La cosa es que pasaron los años y seguí trabajando en un sitio, en otro... aprendiendo mucho como desarrollador web, e incluso llegué a probar de freelance... pero siempre había algo en mí que me decía que éso no era lo que quería hacer. Trabajaba por trabajar... pero no era mi pasión, o al menos no lo era de la forma en que lo estaba haciendo.

Hacía ya años que me rondaba la cabeza la idea de dejar de depender de una empresa para conseguir mi estabilidad económica. Pero no quería hacerlo como desarrollador web, sino que antes quería pasar  por un proceso de reinvención personal que me permitiera poder dedicarme a otro tipo de negocio.

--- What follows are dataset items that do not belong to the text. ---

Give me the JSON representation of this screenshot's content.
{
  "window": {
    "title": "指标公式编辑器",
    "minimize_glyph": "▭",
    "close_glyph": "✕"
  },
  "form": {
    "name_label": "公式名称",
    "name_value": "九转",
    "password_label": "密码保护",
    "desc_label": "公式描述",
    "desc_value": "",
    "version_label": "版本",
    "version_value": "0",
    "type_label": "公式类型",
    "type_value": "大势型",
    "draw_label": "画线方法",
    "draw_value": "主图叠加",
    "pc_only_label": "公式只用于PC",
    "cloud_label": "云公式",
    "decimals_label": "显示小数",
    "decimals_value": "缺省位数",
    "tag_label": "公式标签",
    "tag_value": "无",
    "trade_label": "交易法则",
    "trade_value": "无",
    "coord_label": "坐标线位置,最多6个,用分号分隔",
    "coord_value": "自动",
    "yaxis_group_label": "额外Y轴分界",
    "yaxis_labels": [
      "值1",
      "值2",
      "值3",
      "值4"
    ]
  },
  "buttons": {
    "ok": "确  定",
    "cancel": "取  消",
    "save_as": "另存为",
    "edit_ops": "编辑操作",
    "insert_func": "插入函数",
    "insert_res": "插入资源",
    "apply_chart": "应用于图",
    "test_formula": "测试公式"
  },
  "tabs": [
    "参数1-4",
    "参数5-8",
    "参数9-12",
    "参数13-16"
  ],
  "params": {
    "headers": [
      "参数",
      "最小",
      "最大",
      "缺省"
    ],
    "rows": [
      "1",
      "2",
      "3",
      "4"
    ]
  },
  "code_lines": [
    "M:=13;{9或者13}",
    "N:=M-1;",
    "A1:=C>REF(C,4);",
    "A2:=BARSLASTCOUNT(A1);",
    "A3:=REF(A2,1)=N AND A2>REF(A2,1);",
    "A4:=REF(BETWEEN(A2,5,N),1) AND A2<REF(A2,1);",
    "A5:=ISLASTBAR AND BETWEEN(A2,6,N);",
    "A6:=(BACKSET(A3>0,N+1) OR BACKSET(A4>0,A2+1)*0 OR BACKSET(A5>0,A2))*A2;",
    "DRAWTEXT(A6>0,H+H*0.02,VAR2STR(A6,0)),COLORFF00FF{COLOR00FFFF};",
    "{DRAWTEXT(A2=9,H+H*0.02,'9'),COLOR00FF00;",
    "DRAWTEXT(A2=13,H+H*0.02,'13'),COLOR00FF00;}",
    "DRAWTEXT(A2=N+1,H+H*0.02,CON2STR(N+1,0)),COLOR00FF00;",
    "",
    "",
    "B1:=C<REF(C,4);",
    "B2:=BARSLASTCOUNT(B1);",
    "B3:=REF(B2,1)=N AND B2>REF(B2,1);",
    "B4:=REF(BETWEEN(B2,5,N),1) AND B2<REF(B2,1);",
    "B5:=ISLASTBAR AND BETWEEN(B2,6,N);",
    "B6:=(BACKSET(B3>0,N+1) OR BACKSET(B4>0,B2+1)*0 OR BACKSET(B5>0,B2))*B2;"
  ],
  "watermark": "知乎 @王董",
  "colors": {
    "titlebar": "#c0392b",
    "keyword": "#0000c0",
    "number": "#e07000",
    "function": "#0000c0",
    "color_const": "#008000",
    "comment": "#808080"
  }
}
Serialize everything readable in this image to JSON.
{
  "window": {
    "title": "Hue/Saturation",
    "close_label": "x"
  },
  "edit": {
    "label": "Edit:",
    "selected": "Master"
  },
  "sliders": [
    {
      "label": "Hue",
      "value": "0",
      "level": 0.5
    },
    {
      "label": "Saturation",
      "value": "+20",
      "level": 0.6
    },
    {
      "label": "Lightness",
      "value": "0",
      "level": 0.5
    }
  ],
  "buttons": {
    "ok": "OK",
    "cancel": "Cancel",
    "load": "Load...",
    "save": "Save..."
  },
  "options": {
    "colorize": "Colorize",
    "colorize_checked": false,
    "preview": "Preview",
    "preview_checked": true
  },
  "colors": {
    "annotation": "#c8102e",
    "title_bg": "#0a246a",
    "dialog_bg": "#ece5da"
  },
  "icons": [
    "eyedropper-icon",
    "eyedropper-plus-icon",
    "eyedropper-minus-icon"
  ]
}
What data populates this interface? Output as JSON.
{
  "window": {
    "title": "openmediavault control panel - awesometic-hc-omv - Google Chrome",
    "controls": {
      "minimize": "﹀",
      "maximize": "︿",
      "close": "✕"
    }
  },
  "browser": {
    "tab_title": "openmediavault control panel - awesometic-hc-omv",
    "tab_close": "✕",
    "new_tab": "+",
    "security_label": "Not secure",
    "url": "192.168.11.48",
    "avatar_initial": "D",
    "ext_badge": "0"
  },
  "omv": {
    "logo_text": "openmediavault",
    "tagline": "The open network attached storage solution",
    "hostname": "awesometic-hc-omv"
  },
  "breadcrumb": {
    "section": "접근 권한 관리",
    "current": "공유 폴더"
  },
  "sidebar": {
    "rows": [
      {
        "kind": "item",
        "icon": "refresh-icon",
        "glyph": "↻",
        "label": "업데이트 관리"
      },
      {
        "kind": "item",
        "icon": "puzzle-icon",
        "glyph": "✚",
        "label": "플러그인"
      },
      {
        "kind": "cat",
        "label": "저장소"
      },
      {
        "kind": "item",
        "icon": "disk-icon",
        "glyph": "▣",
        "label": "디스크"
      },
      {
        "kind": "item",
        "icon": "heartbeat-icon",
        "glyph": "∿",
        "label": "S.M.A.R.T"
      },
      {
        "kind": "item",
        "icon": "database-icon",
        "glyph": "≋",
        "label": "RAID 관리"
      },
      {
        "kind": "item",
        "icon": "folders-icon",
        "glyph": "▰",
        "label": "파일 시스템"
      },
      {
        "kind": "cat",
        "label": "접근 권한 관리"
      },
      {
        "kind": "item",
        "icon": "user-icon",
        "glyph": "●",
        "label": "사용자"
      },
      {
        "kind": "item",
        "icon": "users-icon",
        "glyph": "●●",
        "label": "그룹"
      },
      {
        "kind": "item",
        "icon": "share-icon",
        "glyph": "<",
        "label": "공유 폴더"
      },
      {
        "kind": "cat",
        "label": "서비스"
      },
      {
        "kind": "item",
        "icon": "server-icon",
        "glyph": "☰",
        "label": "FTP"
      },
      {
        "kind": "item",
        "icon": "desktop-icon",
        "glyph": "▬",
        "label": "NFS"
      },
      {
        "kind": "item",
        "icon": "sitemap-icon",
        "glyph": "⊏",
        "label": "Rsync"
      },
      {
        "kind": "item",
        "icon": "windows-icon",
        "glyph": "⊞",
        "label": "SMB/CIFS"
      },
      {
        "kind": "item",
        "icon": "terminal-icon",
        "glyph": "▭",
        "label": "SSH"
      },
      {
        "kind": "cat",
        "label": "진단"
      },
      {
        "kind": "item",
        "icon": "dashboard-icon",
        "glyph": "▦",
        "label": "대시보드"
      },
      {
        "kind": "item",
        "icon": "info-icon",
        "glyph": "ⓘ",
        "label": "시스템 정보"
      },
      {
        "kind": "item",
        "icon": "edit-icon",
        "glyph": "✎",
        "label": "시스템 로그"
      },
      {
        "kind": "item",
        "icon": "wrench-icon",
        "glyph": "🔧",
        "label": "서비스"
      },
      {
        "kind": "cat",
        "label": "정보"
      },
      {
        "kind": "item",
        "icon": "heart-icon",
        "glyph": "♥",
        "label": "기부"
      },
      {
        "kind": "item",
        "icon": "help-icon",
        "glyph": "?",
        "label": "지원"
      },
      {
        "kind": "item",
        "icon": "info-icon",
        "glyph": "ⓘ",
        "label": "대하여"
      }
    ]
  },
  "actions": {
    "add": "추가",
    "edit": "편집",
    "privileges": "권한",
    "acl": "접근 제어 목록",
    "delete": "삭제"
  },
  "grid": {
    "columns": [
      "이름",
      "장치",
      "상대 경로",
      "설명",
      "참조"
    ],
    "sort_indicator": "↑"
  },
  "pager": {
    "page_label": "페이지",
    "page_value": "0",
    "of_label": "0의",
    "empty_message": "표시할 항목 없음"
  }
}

Pero oye, no son decisiones que se toman de un día para otro. Al menos, yo no soy fui capaz de hacerlo así. Cada persona tiene sus circunstancias, su economía, sus obligaciones... Así que me planteé tomarme un año sabático, o de reinvención,... o como quieras llamarlo, pero para ello tenía que tener un plan de acción.

Para mi encajó todo hace unos meses, en el 2017, cuando habiendo probado suerte en Madrid durante algunos meses, me di cuenta de que era más de lo mismo: motivación 0, depender de gente que no sabe lo que hace, prisas por hacer las entregas, premiar siempre el tiempo antes que la calidad... aspectos que no comparto en absoluto.

Así que empecé a ahorrar, me puse una fecha para dejar todo y volverme a mi tierra en noviembre de 2017 para, poder optimizar los gastos y empezar a disfrutar de mi año sabático. 

Y llegó el momento, me despedí de todo aquello que tanto había disfrutado durante algunos meses, para empezar de 0. No fue fácil, pero lo hice. Tuve miedo, pero me lancé al vacío.

Y ése es justamente el momento que estoy viviendo mientras escribo estas líneas.